Idosa de 73 anos salta de paraquedas no dia de retomada das atividades do centro em Boituva

Uma idosa de 73 anos foi uma das primeiras pessoas a saltar de paraquedas no Centro Nacional de Paraquedismo (CNP) após a reabertura nesta quinta-feira (4). Acompanhada do neto, Maria Angela Seixas não hesitou em participar da aventura.

“Quando eu comecei a ouvir sobre paraquedas, eu pensei: ‘deve ser uma sensação muito gostosa, né? Eu quero’. Eu sempre gostei de esporte radical”, disse a idosa em entrevista.

Idosa de 73 anos salta de paraquedas no dia da retomada das atividades do centro em Boituva (Foto: Jamie Rafael/TV TEM)

“Para falar a verdade eu estou bem feliz que a gente vai fazer isso e, apesar de ter acontecido o que aconteceu, eu estou bem seguro porque com certeza eles revisaram todos os equipamentos. […] Eu não estou com medo de acontecer nada de ruim, só estou ansioso pela experiência”, afirmou o neto de Maria Angela, Guilherme Seixas Lafratta.

As atividades no CNP estavam suspensas desde a noite do último dia 22, quando uma decisão judicial determinou a imediata proibição de lançamentos sobre as áreas urbanas da cidade.

A suspensão ocorreu três dias após a morte de Andrius Jamaico Pantaleão, um aluno de paraquedismo que caiu sobre o telhado de uma casa em Boituva no dia 19 de julho.

Nesta quarta-feira (3), o Tribunal de Justiça de São Paulo (TJ-SP) concedeu uma liminar que permitiu a retomada dos saltos nas áreas urbanas, e o CNP voltou a funcionar.

Andrius Jamaico Pantaleao morreu em acidente de paraquedas em Boituva — Foto: Arquivo Pessoal
Andrius Jamaico Pantaleao morreu em acidente de paraquedas em Boituva (Foto: Arquivo Pessoal)

No documento, o desembargador Alex Zilenovski considerou os argumentos da defesa das empresas de paraquedismo.

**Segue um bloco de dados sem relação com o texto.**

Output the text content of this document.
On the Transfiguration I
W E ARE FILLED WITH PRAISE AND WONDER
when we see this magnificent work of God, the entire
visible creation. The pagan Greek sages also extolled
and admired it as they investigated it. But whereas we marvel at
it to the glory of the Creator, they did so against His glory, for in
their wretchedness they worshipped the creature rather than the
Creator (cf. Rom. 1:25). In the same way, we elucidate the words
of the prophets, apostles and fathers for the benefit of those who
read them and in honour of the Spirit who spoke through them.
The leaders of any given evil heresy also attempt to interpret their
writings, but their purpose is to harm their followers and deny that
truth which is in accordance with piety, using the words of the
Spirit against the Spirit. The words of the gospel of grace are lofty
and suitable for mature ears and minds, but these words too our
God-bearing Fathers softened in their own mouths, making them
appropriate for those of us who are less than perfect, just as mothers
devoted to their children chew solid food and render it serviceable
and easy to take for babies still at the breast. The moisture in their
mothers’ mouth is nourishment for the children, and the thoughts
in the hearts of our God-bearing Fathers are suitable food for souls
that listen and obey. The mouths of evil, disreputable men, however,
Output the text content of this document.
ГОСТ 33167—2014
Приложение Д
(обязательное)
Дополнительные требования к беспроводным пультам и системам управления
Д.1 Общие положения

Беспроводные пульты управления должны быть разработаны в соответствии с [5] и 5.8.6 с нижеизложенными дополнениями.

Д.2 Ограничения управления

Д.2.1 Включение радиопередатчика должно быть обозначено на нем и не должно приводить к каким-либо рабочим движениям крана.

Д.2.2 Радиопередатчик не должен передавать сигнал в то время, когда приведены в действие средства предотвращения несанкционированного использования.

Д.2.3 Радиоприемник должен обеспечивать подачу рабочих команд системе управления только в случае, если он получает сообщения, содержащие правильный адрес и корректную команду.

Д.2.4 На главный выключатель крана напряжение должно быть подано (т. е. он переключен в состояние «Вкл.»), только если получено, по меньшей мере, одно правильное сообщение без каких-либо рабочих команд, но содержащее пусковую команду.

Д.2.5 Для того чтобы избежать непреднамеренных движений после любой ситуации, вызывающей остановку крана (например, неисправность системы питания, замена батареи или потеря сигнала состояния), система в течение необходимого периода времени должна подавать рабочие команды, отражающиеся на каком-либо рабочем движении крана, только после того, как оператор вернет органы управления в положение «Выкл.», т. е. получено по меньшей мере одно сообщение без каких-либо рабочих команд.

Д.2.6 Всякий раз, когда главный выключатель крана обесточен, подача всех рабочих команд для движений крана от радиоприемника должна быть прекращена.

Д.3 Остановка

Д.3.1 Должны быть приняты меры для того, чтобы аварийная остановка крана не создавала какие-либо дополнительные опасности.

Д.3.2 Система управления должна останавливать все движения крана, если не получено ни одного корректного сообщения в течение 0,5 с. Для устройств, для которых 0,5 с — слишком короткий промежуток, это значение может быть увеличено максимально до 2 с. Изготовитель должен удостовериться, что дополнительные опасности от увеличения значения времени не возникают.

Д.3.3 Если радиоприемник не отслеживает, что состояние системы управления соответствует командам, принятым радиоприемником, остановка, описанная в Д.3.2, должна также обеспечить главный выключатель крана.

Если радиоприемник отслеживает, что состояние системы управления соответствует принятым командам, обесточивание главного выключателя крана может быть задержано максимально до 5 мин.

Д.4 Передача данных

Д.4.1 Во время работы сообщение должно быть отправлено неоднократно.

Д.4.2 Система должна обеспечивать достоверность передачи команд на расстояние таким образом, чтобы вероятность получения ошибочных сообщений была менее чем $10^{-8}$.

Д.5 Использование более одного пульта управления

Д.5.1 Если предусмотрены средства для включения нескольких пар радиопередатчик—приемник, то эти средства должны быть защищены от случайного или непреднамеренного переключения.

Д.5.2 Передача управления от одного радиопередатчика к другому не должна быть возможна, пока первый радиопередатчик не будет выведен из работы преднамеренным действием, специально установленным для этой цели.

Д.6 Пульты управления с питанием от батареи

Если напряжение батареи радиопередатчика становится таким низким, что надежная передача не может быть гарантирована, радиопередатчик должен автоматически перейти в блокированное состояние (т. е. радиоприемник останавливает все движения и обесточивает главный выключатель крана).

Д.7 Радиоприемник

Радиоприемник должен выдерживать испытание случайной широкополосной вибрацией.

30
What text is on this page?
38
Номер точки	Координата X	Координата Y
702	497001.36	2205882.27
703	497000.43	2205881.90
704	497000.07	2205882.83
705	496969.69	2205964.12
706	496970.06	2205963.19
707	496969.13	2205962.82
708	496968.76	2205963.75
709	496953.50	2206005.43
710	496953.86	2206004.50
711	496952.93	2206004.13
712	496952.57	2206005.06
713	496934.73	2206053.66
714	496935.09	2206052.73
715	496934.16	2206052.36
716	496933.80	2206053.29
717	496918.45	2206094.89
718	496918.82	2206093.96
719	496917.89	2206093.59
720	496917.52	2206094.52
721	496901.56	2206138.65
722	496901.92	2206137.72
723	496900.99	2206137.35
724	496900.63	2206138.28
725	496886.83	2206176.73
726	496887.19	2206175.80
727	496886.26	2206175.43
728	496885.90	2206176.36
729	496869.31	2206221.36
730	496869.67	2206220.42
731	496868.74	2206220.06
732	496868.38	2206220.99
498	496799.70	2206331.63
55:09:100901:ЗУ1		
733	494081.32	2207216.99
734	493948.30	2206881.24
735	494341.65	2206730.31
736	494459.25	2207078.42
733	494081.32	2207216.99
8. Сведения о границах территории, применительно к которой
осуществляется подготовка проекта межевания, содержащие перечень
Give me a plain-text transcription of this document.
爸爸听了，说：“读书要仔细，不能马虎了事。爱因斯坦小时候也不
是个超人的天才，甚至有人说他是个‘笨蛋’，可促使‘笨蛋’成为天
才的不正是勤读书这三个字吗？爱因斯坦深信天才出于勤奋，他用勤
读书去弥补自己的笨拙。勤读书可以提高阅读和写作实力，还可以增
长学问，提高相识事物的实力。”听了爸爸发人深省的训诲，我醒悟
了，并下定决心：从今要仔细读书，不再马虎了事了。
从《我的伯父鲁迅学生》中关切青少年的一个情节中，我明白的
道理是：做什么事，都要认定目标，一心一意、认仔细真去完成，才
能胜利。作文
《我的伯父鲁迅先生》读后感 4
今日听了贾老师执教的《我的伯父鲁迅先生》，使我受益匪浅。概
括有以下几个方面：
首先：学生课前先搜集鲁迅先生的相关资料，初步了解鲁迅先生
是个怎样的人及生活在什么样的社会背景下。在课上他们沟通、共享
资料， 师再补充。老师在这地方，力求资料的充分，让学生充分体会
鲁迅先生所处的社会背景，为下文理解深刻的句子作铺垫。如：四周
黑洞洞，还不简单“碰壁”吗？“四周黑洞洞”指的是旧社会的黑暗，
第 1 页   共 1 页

Elas afirmaram que:

  • operações de decolagem e lançamento de paraquedistas são reguladas pela Agência Nacional da Aviação Civil (ANAC);
  • as empresas se encontram regularmente inscritas nos órgãos regulatórios;
  • manter os saltos suspensos causa prejuízos e a “morte empresarial”;
  • não há qualquer motivo que justifique a tese de que o lançamento de paraquedistas em áreas urbanas possa atrapalhar as investigações.

Nesta quarta-feira (3), as empresas de paraquedismo assinaram um termo de compromisso com novas medidas para garantir a segurança dos alunos. Uma delas foi proibir que o treinamento em túnel de vento substitua uma parte dos sete saltos necessários para se formar paraquedista.

“O treinamento em túnel de vento eliminava alguns saltos da progressão do aluno que queria se tornar um paraquedista, e daqui para a frente não. Você pode fazer o treinamento em túnel de vento, é muito bom inclusive, mas todos os saltos da progressão vão ser obrigatórios”, explica o presidente do CNP, Marcelo Costa.

Centro Nacional de Paraquedismo em Boituva, no interior de São Paulo — Foto: skyradical.com.br/Reprodução
Centro Nacional de Paraquedismo em Boituva, no interior de São Paulo (Foto: skyradical.com.br / Reprodução)

Além disso, a Prefeitura de Boituva analisa a construção de uma nova área para pousos no CNP, para reduzir chances de acidentes nas áreas urbanas, e trabalha para a instalação de uma base do Samu próxima ao centro.